In Britain I was expected to be so much more than just a teacher. A social worker, counsellor, parent, friend, mentor, big brother and psychologist. A multitasking miracle worker who would whizz into a room and create a positive learning environment from whatever I found. With Pavlovian conditioning, I could change tack with every tolling bell, ploughing through a long day where breaks and lunch evaporated and needs were met, anticipated and dealt with. The gifted were stretched, the less motivated were encouraged and the hungry were fed. Sometimes even clean clothing was appropriated. I made a difference. London’s schools were challenging and dynamic, and not for the fainthearted.
Cambodia is no place for the fainthearted either. Grinding poverty, years of internal corruption, and searing heat bring their own challenges. However, like many foreigners work in elite, private settings with students who are relatively wealthy. The library has precious few books and the school feels under resourced but the parents all have big four wheel drive cars.
I set a task and my class of students do it.
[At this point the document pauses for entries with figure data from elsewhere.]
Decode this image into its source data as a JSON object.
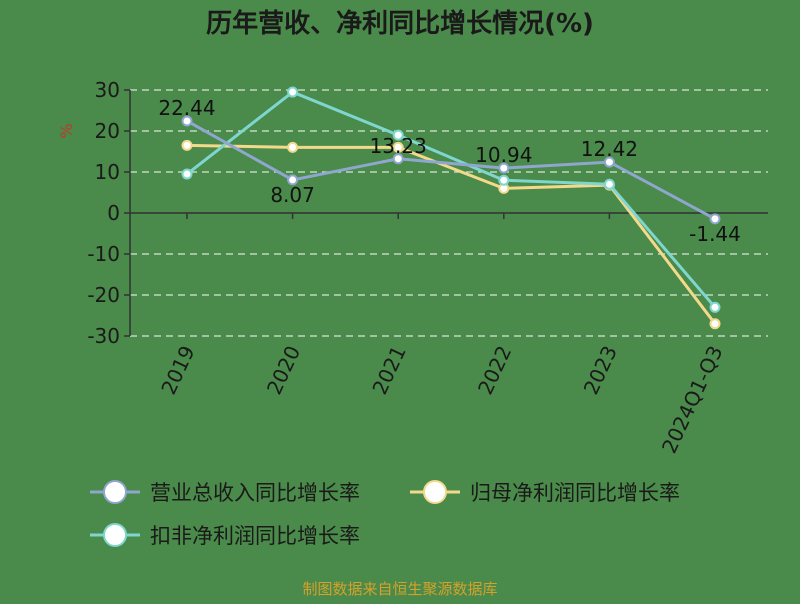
{
  "chart_data": {
    "type": "line",
    "title": "历年营收、净利同比增长情况(%)",
    "ylabel": "%",
    "categories": [
      "2019",
      "2020",
      "2021",
      "2022",
      "2023",
      "2024Q1-Q3"
    ],
    "ylim": [
      -30,
      30
    ],
    "yticks": [
      30,
      20,
      10,
      0,
      -10,
      -20,
      -30
    ],
    "grid": true,
    "legend_position": "bottom",
    "series": [
      {
        "name": "营业总收入同比增长率",
        "color": "#8fa6cf",
        "values": [
          22.44,
          8.07,
          13.23,
          10.94,
          12.42,
          -1.44
        ],
        "labels": [
          "22.44",
          "8.07",
          "13.23",
          "10.94",
          "12.42",
          "-1.44"
        ]
      },
      {
        "name": "归母净利润同比增长率",
        "color": "#f3d98c",
        "values": [
          16.5,
          16,
          16,
          6,
          6.8,
          -27
        ]
      },
      {
        "name": "扣非净利润同比增长率",
        "color": "#7fd6cf",
        "values": [
          9.5,
          29.5,
          19,
          8,
          7,
          -23
        ]
      }
    ],
    "source": "制图数据来自恒生聚源数据库"
  }
}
I have never taught students like this before. They are respectful and engaged, no matter what. Are we doing something creative and engaging right now. Not particularly. In fact, we are doing peer and self assessment of paragraph writing with a final draft to be produced by the end of the lesson. Deathly dull if you ask me, and I am theoretically a writer.
In addition to having no real classroom management issues, I am not expected to analyse or deep dive data. I do not produce reports or graphs highlighting student underachievement nor am I expected to contact parents and build home school relationships.
I come to class. I teach. I assess. I grade papers. I give feedback. However, this generation will be pivotal in the the changes that are need to happen in this country so I might be just a teacher but, like all teachers, I can still make a difference.